Aber auch das andere gibt es. Wo ist, wer ist Gott? fragen inzwischen immer mehr Menschen und riskieren den Blick in den Himmel. Sie ahnen, dass es gut ist, entschiedener von sich und der eigenen Misere abzusehen und den Horizont auszumessen. Sie suchen. Wir suchen. Etwas, das einem den Sinn erklärt. Etliches wissen wir davon noch. Wir tragen zumindest Bruchstücke erfahrener Gottesnähe in uns. Wenn man so will: Scherben mit Lebensworten. Ein Lied zum Beispiel. Ein Bild von der Taufe des Kindes. Ungewohnte Worte wie Barmherzigkeit. Jesus. Und - ist es nicht so? - so ein Lied wie: „Weißt du, wieviel Sternlein stehen?" hält einen doch sofort in Armen! Da ist eine Sehnsucht tief in uns Menschen, ich bin sicher. Eine Sehnsucht, diese Bruchstücke unseres Lebens wieder zusammenzufügen zu einem guten Ganzen.

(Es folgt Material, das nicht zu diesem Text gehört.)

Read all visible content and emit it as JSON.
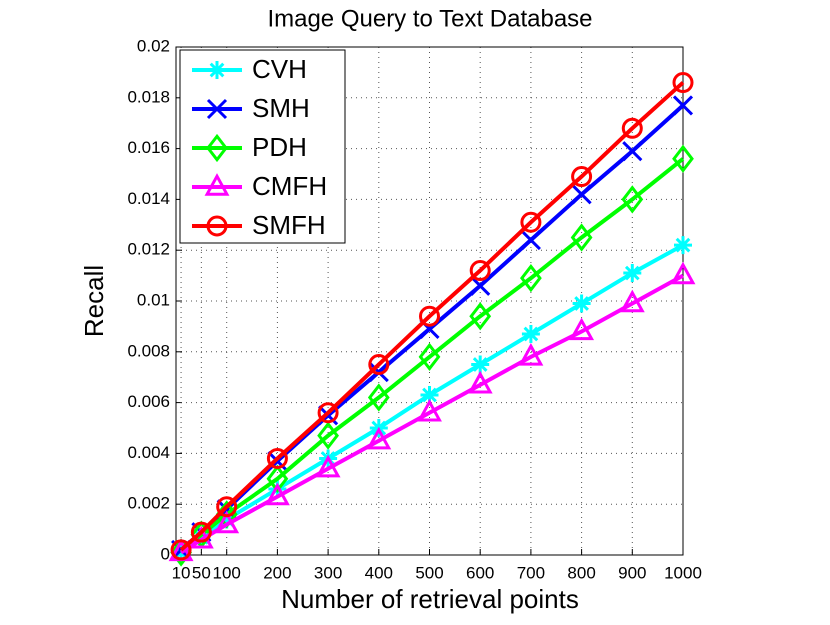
{
  "chart_data": {
    "type": "line",
    "title": "Image Query to Text Database",
    "xlabel": "Number of retrieval points",
    "ylabel": "Recall",
    "x": [
      10,
      50,
      100,
      200,
      300,
      400,
      500,
      600,
      700,
      800,
      900,
      1000
    ],
    "xlim": [
      0,
      1000
    ],
    "xticks": [
      10,
      50,
      100,
      200,
      300,
      400,
      500,
      600,
      700,
      800,
      900,
      1000
    ],
    "ylim": [
      0,
      0.02
    ],
    "yticks": [
      0,
      0.002,
      0.004,
      0.006,
      0.008,
      0.01,
      0.012,
      0.014,
      0.016,
      0.018,
      0.02
    ],
    "grid": true,
    "legend": "upper left",
    "series": [
      {
        "name": "CVH",
        "color": "#00ffff",
        "marker": "asterisk",
        "values": [
          0.0001,
          0.0007,
          0.0014,
          0.0026,
          0.0038,
          0.005,
          0.0063,
          0.0075,
          0.0087,
          0.0099,
          0.0111,
          0.0122
        ]
      },
      {
        "name": "SMH",
        "color": "#0000ff",
        "marker": "x",
        "values": [
          0.0002,
          0.0009,
          0.0018,
          0.0037,
          0.0055,
          0.0072,
          0.0089,
          0.0106,
          0.0124,
          0.0142,
          0.0159,
          0.0177
        ]
      },
      {
        "name": "PDH",
        "color": "#00ff00",
        "marker": "diamond",
        "values": [
          0.0001,
          0.0008,
          0.0016,
          0.003,
          0.0047,
          0.0062,
          0.0078,
          0.0094,
          0.0109,
          0.0125,
          0.014,
          0.0156
        ]
      },
      {
        "name": "CMFH",
        "color": "#ff00ff",
        "marker": "triangle",
        "values": [
          0.0001,
          0.0006,
          0.0012,
          0.0023,
          0.0034,
          0.0045,
          0.0056,
          0.0067,
          0.0078,
          0.0088,
          0.0099,
          0.011
        ]
      },
      {
        "name": "SMFH",
        "color": "#ff0000",
        "marker": "circle",
        "values": [
          0.0002,
          0.0009,
          0.0019,
          0.0038,
          0.0056,
          0.0075,
          0.0094,
          0.0112,
          0.0131,
          0.0149,
          0.0168,
          0.0186
        ]
      }
    ]
  }
}
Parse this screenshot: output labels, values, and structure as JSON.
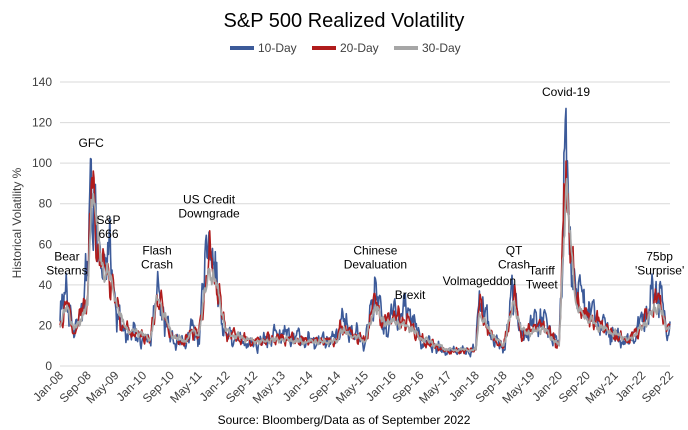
{
  "chart_data": {
    "type": "line",
    "title": "S&P 500 Realized Volatility",
    "ylabel": "Historical Volatility %",
    "xlabel": "",
    "ylim": [
      0,
      140
    ],
    "yticks": [
      0,
      20,
      40,
      60,
      80,
      100,
      120,
      140
    ],
    "x_range": [
      "Jan-08",
      "Sep-22"
    ],
    "xticks": [
      "Jan-08",
      "Sep-08",
      "May-09",
      "Jan-10",
      "Sep-10",
      "May-11",
      "Jan-12",
      "Sep-12",
      "May-13",
      "Jan-14",
      "Sep-14",
      "May-15",
      "Jan-16",
      "Sep-16",
      "May-17",
      "Jan-18",
      "Sep-18",
      "May-19",
      "Jan-20",
      "Sep-20",
      "May-21",
      "Jan-22",
      "Sep-22"
    ],
    "grid": "horizontal",
    "legend_position": "top",
    "series": [
      {
        "name": "10-Day",
        "color": "#3c5a99"
      },
      {
        "name": "20-Day",
        "color": "#b01c1c"
      },
      {
        "name": "30-Day",
        "color": "#a6a6a6"
      }
    ],
    "anchors": [
      {
        "x": "Jan-08",
        "v10": 22,
        "v20": 20,
        "v30": 19
      },
      {
        "x": "Mar-08",
        "v10": 38,
        "v20": 32,
        "v30": 30
      },
      {
        "x": "May-08",
        "v10": 14,
        "v20": 16,
        "v30": 18
      },
      {
        "x": "Jul-08",
        "v10": 28,
        "v20": 25,
        "v30": 23
      },
      {
        "x": "Sep-08",
        "v10": 45,
        "v20": 35,
        "v30": 30
      },
      {
        "x": "Oct-08",
        "v10": 102,
        "v20": 89,
        "v30": 82
      },
      {
        "x": "Nov-08",
        "v10": 85,
        "v20": 80,
        "v30": 80
      },
      {
        "x": "Dec-08",
        "v10": 55,
        "v20": 60,
        "v30": 62
      },
      {
        "x": "Jan-09",
        "v10": 48,
        "v20": 50,
        "v30": 50
      },
      {
        "x": "Mar-09",
        "v10": 55,
        "v20": 48,
        "v30": 45
      },
      {
        "x": "May-09",
        "v10": 30,
        "v20": 32,
        "v30": 33
      },
      {
        "x": "Jul-09",
        "v10": 18,
        "v20": 20,
        "v30": 22
      },
      {
        "x": "Sep-09",
        "v10": 16,
        "v20": 17,
        "v30": 17
      },
      {
        "x": "Jan-10",
        "v10": 14,
        "v20": 15,
        "v30": 16
      },
      {
        "x": "Mar-10",
        "v10": 12,
        "v20": 13,
        "v30": 13
      },
      {
        "x": "May-10",
        "v10": 38,
        "v20": 35,
        "v30": 33
      },
      {
        "x": "Jul-10",
        "v10": 25,
        "v20": 26,
        "v30": 26
      },
      {
        "x": "Sep-10",
        "v10": 14,
        "v20": 15,
        "v30": 16
      },
      {
        "x": "Jan-11",
        "v10": 10,
        "v20": 11,
        "v30": 12
      },
      {
        "x": "Mar-11",
        "v10": 20,
        "v20": 18,
        "v30": 17
      },
      {
        "x": "May-11",
        "v10": 13,
        "v20": 14,
        "v30": 15
      },
      {
        "x": "Aug-11",
        "v10": 66,
        "v20": 55,
        "v30": 48
      },
      {
        "x": "Oct-11",
        "v10": 40,
        "v20": 42,
        "v30": 40
      },
      {
        "x": "Jan-12",
        "v10": 15,
        "v20": 16,
        "v30": 17
      },
      {
        "x": "Sep-12",
        "v10": 11,
        "v20": 12,
        "v30": 12
      },
      {
        "x": "May-13",
        "v10": 16,
        "v20": 14,
        "v30": 13
      },
      {
        "x": "Jan-14",
        "v10": 12,
        "v20": 12,
        "v30": 12
      },
      {
        "x": "Sep-14",
        "v10": 14,
        "v20": 13,
        "v30": 12
      },
      {
        "x": "Oct-14",
        "v10": 23,
        "v20": 20,
        "v30": 18
      },
      {
        "x": "May-15",
        "v10": 11,
        "v20": 12,
        "v30": 12
      },
      {
        "x": "Aug-15",
        "v10": 43,
        "v20": 34,
        "v30": 30
      },
      {
        "x": "Oct-15",
        "v10": 18,
        "v20": 20,
        "v30": 22
      },
      {
        "x": "Jan-16",
        "v10": 25,
        "v20": 24,
        "v30": 22
      },
      {
        "x": "Jun-16",
        "v10": 28,
        "v20": 22,
        "v30": 19
      },
      {
        "x": "Sep-16",
        "v10": 12,
        "v20": 13,
        "v30": 14
      },
      {
        "x": "May-17",
        "v10": 7,
        "v20": 7,
        "v30": 8
      },
      {
        "x": "Jan-18",
        "v10": 8,
        "v20": 8,
        "v30": 8
      },
      {
        "x": "Feb-18",
        "v10": 37,
        "v20": 30,
        "v30": 26
      },
      {
        "x": "May-18",
        "v10": 15,
        "v20": 16,
        "v30": 17
      },
      {
        "x": "Sep-18",
        "v10": 8,
        "v20": 9,
        "v30": 10
      },
      {
        "x": "Dec-18",
        "v10": 40,
        "v20": 35,
        "v30": 32
      },
      {
        "x": "Feb-19",
        "v10": 14,
        "v20": 16,
        "v30": 18
      },
      {
        "x": "May-19",
        "v10": 20,
        "v20": 18,
        "v30": 16
      },
      {
        "x": "Aug-19",
        "v10": 24,
        "v20": 21,
        "v30": 19
      },
      {
        "x": "Jan-20",
        "v10": 10,
        "v20": 10,
        "v30": 10
      },
      {
        "x": "Mar-20",
        "v10": 127,
        "v20": 101,
        "v30": 88
      },
      {
        "x": "Apr-20",
        "v10": 55,
        "v20": 62,
        "v30": 66
      },
      {
        "x": "Jun-20",
        "v10": 38,
        "v20": 32,
        "v30": 30
      },
      {
        "x": "Sep-20",
        "v10": 28,
        "v20": 25,
        "v30": 23
      },
      {
        "x": "Jan-21",
        "v10": 22,
        "v20": 20,
        "v30": 19
      },
      {
        "x": "May-21",
        "v10": 14,
        "v20": 15,
        "v30": 16
      },
      {
        "x": "Sep-21",
        "v10": 11,
        "v20": 12,
        "v30": 13
      },
      {
        "x": "Jan-22",
        "v10": 22,
        "v20": 20,
        "v30": 19
      },
      {
        "x": "Mar-22",
        "v10": 28,
        "v20": 26,
        "v30": 25
      },
      {
        "x": "Jun-22",
        "v10": 40,
        "v20": 33,
        "v30": 30
      },
      {
        "x": "Aug-22",
        "v10": 15,
        "v20": 17,
        "v30": 18
      },
      {
        "x": "Sep-22",
        "v10": 22,
        "v20": 20,
        "v30": 19
      }
    ],
    "annotations": [
      {
        "lines": [
          "Bear",
          "Stearns"
        ],
        "x": "Mar-08",
        "y": 52
      },
      {
        "lines": [
          "GFC"
        ],
        "x": "Oct-08",
        "y": 108
      },
      {
        "lines": [
          "S&P",
          "666"
        ],
        "x": "Mar-09",
        "y": 70
      },
      {
        "lines": [
          "Flash",
          "Crash"
        ],
        "x": "May-10",
        "y": 55
      },
      {
        "lines": [
          "US Credit",
          "Downgrade"
        ],
        "x": "Aug-11",
        "y": 80
      },
      {
        "lines": [
          "Chinese",
          "Devaluation"
        ],
        "x": "Aug-15",
        "y": 55
      },
      {
        "lines": [
          "Brexit"
        ],
        "x": "Jun-16",
        "y": 33
      },
      {
        "lines": [
          "Volmageddon"
        ],
        "x": "Feb-18",
        "y": 40
      },
      {
        "lines": [
          "QT",
          "Crash"
        ],
        "x": "Dec-18",
        "y": 55
      },
      {
        "lines": [
          "Tariff",
          "Tweet"
        ],
        "x": "Aug-19",
        "y": 45
      },
      {
        "lines": [
          "Covid-19"
        ],
        "x": "Mar-20",
        "y": 133
      },
      {
        "lines": [
          "75bp",
          "'Surprise'"
        ],
        "x": "Jun-22",
        "y": 52
      }
    ],
    "source": "Source: Bloomberg/Data as of September 2022"
  }
}
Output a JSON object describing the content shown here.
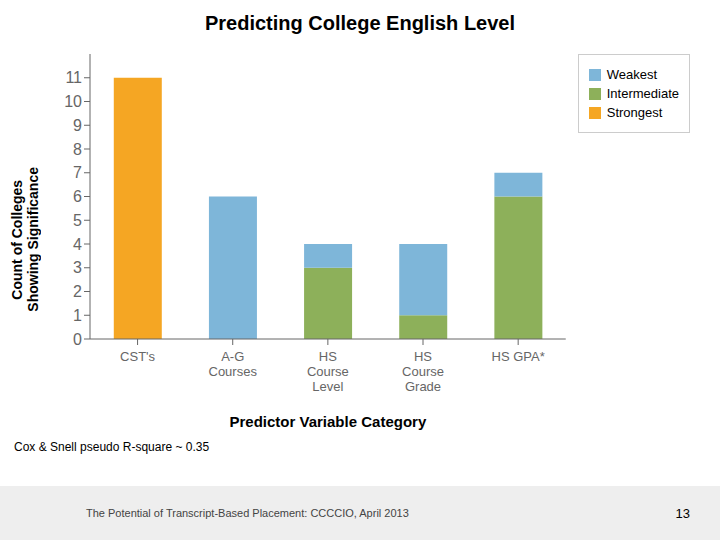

Eine Sehnsucht deshalb auch, an der Vollkommenheit Gottes teilzuhaben und Gott aus der großen, himmlischen Weite in mein kleines Leben herunter zu holen. Damit es aufhört, das ständige „Warum?" Dies Gefühl, da sei kein Sinn dahinter. Damit es nicht mehr so einsam ist in schwerer Zeit. Damit man nicht mehr sagen muss wie Jeremia: Gott fehlt. Mir.

Jeremia wendet seinen flehenden Blick vom Himmel ab und schaut auf den Boden. Da leuchtet doch etwas? Zitternd hebt er die Scherbe auf. Und mit ihr Worte, die ihn retten.

Damit du lebst. Inmitten der Verlorenheit, unter Staub und Asche, unter Schuld und Not, da liegt dieses Lebenswort. Ja, letztlich liegt doch Gott selbst so zerbrechlich vor ihm. Fast hätte er ihn übersehen! Behutsam nimmt er die Scherbe in seine Hand und drückt sie ans Herz. So viel Innigkeit liegt darin. Damit du lebst...Es geht weiter.... Nein, es fängt etwas Neues an! Und dieses Neue, das versteht Jeremia in diesem Moment, kommt nicht mit Getöse und Macht. Sondern in Zerbrechlichkeit und Stille.

Stille.

Still, liebe Gemeinde. Damit wir ihn hören können:

Ich will einen neuen Bund schließen, sagt Gott. Nicht wie der Bund gewesen ist, den ich mit euren Vätern schloss, als ich sie bei der Hand nahm, um sie aus Ägyptenland zu führen ... sondern das soll der Bund sein: Ich will mein Gesetz in euer Herz geben und in euren Sinn schreiben, und ihr sollt mein Volk sein und ich will euer Gott sein.

Damit sie leben.

Ein neuer Bund. Neu, das ist das Schlüsselwort unseres Predigttextes. Neu, denn der Bund ersteht aus dem Staub: Gottes Verheißung kommt aus der Tiefe und nicht aus der Höhe. Deshalb hat er seinen Ort auch nicht im Tempel. Er wohnt, nah unserem Herzen, bei uns. Der neue Bund wird nicht in Lettern verfasst, in Dogmen zementiert, von Lehrern eingetrimmt, mühsam auswendig gelernt. Der Glaube ist keine Gehorsamsleistung. Er macht uns nicht zu Kindern, die an der Hand des Vaters gehen müssen, damit sie den richtigen Weg finden. Sondern in diesem neuen Bund „erkennen alle, klein und groß", Kind und Mann und Frau, wer ich bin, spricht Gott.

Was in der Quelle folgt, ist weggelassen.